Combustion-enabled underwater vehicles (CUVs) in dynamic fluid environment

Underwater vehicles have opened a unique path to multifunctionality and environmental adaptability. However, inadequate studies have been conducted to investigate the dynamic principle and performance of underwater vehicles in real applications with complex external conditions. Here, we propose a type of combustion-enabled underwater vehicles that can perform stable high-speed motions under dynamic fluid environment. Experiments are conducted to test the kinematic performance. Numerical simulations are developed to investigate the fluid–solid interaction phenomenon, and theoretical modeling is derived to study the dynamic principle of the combustion actuation process.

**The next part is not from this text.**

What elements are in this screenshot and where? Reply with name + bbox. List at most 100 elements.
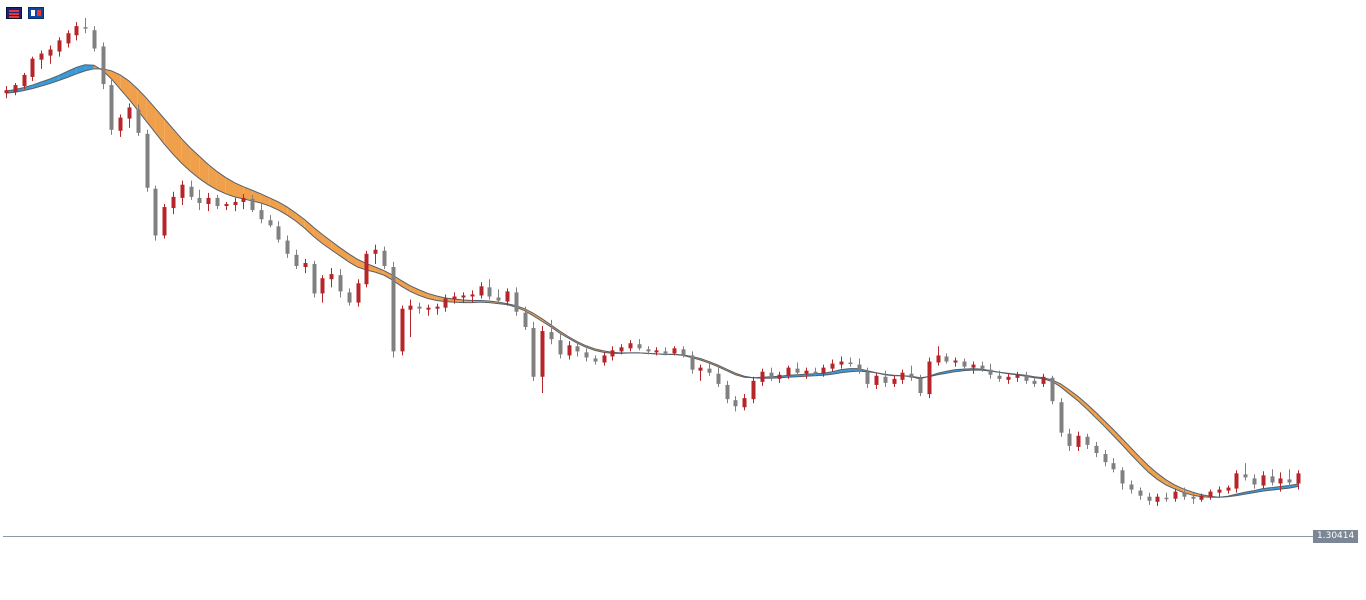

The experimental, numerical, and theoretical results are compared with satisfactory agreements. The underwater vehicles perform ~3.4 body-length distance within 0.2 s and a maximum speed of ~30 body-length per second in horizontal direction. Parametric studies are conducted to investigate the sensitivity of the key factors to the kinematic performance of the reported underwater vehicles. In the end, we report the hybrid combustion-enabled underwater vehicles (CUVs) that combined with propeller to realize continuous driving for multi-mode operations. The experimental, numerical, and theoretical results indicate that hybrid CUVs can achieve more flexible and controllable motion performance.